Прошло почти две недели с тех пор, но ни один трипилиец не попытался взять крепость штурмом. В ней нет башен, и гарнизон внутри вмещается совсем небольшой, но неприступная стена пятнадцати саженей в высоту, защищает солдат обороняющих ее. Каждый из трех входов наглухо закрыт массивными металлическими вратами, подойти к которым можно только по узкому мосту. Сотня солдат сможет оборонять крепость Гордлена даже от десяти тысяч!
Но людей в городе больше, значительно больше. Хвала богам, что вся провизия хранилась на складах во Внутреннем кольце, иначе голод сразил бы нас за несколько дней. Однако запасы воды почти на исходе, так как все колодцы находятся во Внешнем кольце.
Коммуны, в которых состояли горожане, — распались. Ни один представитель не смог удержать вверенных ему людей под контролем, и вражда между населением разгорается с новой силой. Особенно теперь, когда ночи стали по-настоящему холодными. За последние несколько дней семь человек замерзли насмерть, ночуя под открытым небом.
Это могло вылиться в очередную волну бунтов, если бы два дня назад сам Гуун-Кар не показался перед воротами крепости. Городская стража, увидев приближающихся трипилийцев, затрубила тревогу, но вскоре стало ясно, что по мосту идут всего три человека. Двое необычайно высоких шли впереди и несли перед собой длинные щиты, полностью закрывавшие их. За ними шел среднего роста коренастый варвар.
Солдаты, призванные из западных городов, сразу признали в нем Гуун-Кара. Длинные черные волосы, сплетенные в косу, окутывали его шею, словно шарф. На удивление моложавое лицо было гладко выбрито, что еще более странно для трипилийца. Его одежда отливала разными цветами, словно оперение пестрой птицы: отороченные бурым мехом рукава, яркий, как полуденное солнце, плащ из лисьих шкур, кроваво-красные сапоги, со звоном стучавшие о каменный мост при каждом его шаге, и белая, как облако, остроконечная шапка, сползавшая ему на лоб.
Гуун-Кар остановился на средине моста, достаточно далеко, чтобы не опасаться стрел защитников крепости, и долго смотрел на металлические ворота, на стену и на людей, толпившихся на ней. Никто не знал, зачем предводитель трипилийцев показался перед крепостью, и он сам ничем не выдавал своих намерений.
Когда на стене собралось уже столько людей, что началась давка, Гуун-Кар наконец зашевелился. С замиранием сердца люди смотрели, как он не спеша снимает со спины длинный лук, едва ли меньше его самого, накладывает на тетиву стрелу и нежно спускает ее. Быстрее, чем молния разрезает ночное небо, стрела промчалась над мостом, порхая все выше, пока с треском не вонзилась в колокольню, пронзая камень, словно тончайший пергамент.

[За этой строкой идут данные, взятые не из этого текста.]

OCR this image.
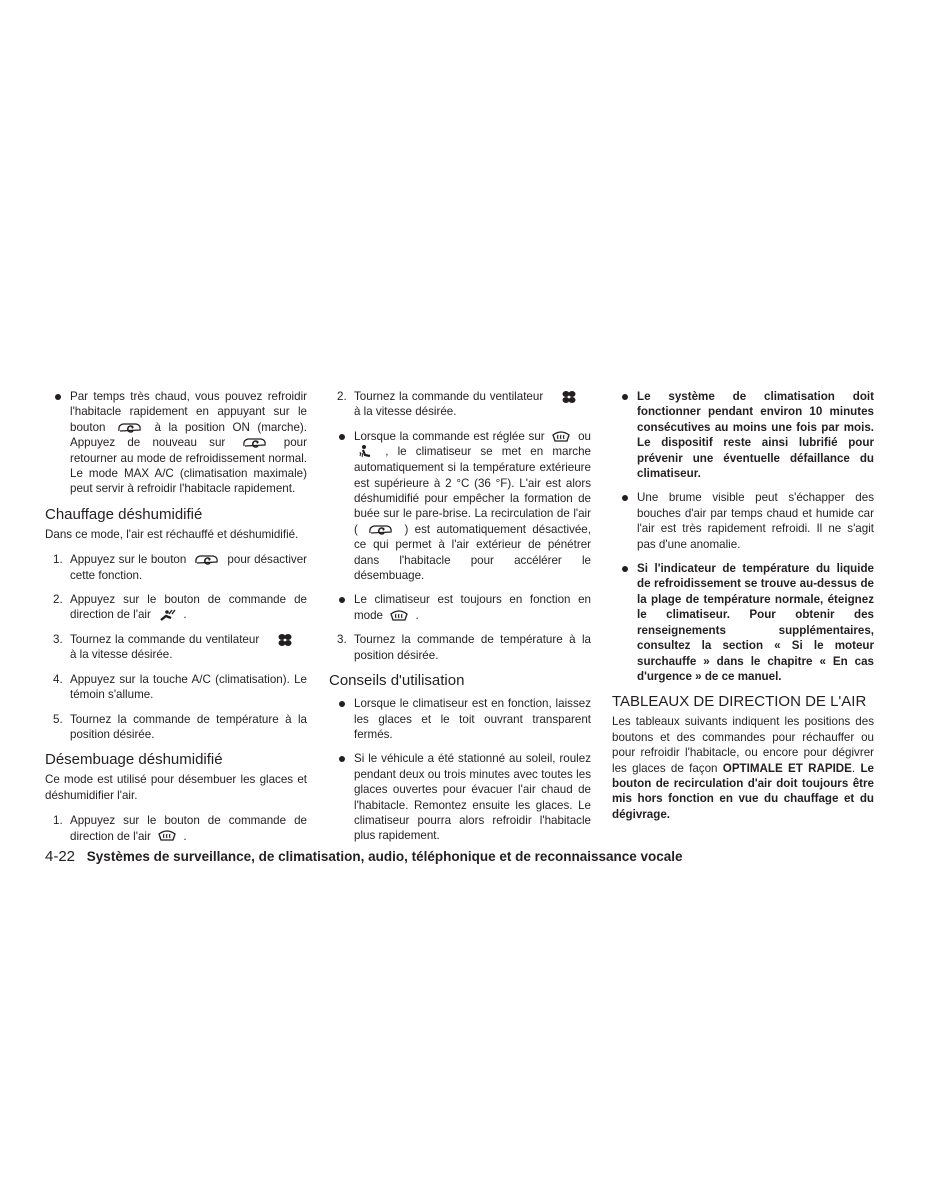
Par temps très chaud, vous pouvez refroidir l'habitacle rapidement en appuyant sur le bouton	à la position ON (marche). Appuyez de nouveau sur	pour retourner au mode de refroidissement normal. Le mode MAX A/C (climatisation maximale) peut servir à refroidir l'habitacle rapidement.

Chauffage déshumidifié

Dans ce mode, l'air est réchauffé et déshumidifié.

1. Appuyez sur le bouton	pour désactiver cette fonction.

2. Appuyez sur le bouton de commande de direction de l'air	.

3. Tournez la commande du ventilateur
à la vitesse désirée.

4. Appuyez sur la touche A/C (climatisation). Le témoin s'allume.

5. Tournez la commande de température à la position désirée.

Désembuage déshumidifié

Ce mode est utilisé pour désembuer les glaces et déshumidifier l'air.

1. Appuyez sur le bouton de commande de direction de l'air	.

2. Tournez la commande du ventilateur
à la vitesse désirée.

Lorsque la commande est réglée sur	ou
, le climatiseur se met en marche automatiquement si la température extérieure est supérieure à 2 °C (36 °F). L'air est alors déshumidifié pour empêcher la formation de buée sur le pare-brise. La recirculation de l'air (	) est automatiquement désactivée, ce qui permet à l'air extérieur de pénétrer dans l'habitacle pour accélérer le désembuage.

Le climatiseur est toujours en fonction en mode	.

3. Tournez la commande de température à la position désirée.

Conseils d'utilisation

Lorsque le climatiseur est en fonction, laissez les glaces et le toit ouvrant transparent fermés.

Si le véhicule a été stationné au soleil, roulez pendant deux ou trois minutes avec toutes les glaces ouvertes pour évacuer l'air chaud de l'habitacle. Remontez ensuite les glaces. Le climatiseur pourra alors refroidir l'habitacle plus rapidement.

Le système de climatisation doit fonctionner pendant environ 10 minutes consécutives au moins une fois par mois. Le dispositif reste ainsi lubrifié pour prévenir une éventuelle défaillance du climatiseur.

Une brume visible peut s'échapper des bouches d'air par temps chaud et humide car l'air est très rapidement refroidi. Il ne s'agit pas d'une anomalie.

Si l'indicateur de température du liquide de refroidissement se trouve au-dessus de la plage de température normale, éteignez le climatiseur. Pour obtenir des renseignements supplémentaires, consultez la section « Si le moteur surchauffe » dans le chapitre « En cas d'urgence » de ce manuel.

TABLEAUX DE DIRECTION DE L'AIR

Les tableaux suivants indiquent les positions des boutons et des commandes pour réchauffer ou pour refroidir l'habitacle, ou encore pour dégivrer les glaces de façon OPTIMALE ET RAPIDE. Le bouton de recirculation d'air doit toujours être mis hors fonction en vue du chauffage et du dégivrage.

4-22 Systèmes de surveillance, de climatisation, audio, téléphonique et de reconnaissance vocale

У очевидцев ушло несколько минут, чтобы осознать, что произошло. Когда же завороженные и обеспокоенные люди пришли в себя, Гуун-Кар уже шел обратно в лагерь, а напуганные люди все продолжали пялится на торчащую в камне стрелу.
Даже увековеченные в легендах королевские лучники, не могли похвастаться таким мастерством. Никто и помыслить не мог, что человек способен на такое, но увиденное собственными глазами не подлежало сомнениям.
Одним выстрелом Гуун-Кар показал людям в крепости, что стены не скроют их от него, и тем самым приумножил их страх. Стрела, словно помеченная темными чарами, одним своим видом терзала души людей. Дети плакали, гладя на нее, женщин охватывала паника. Даже облаченные в крепкие латы воины старались не поднимать взгляд, проходя под колокольней, чтобы не видеть воочию свидетельство своей уязвимости.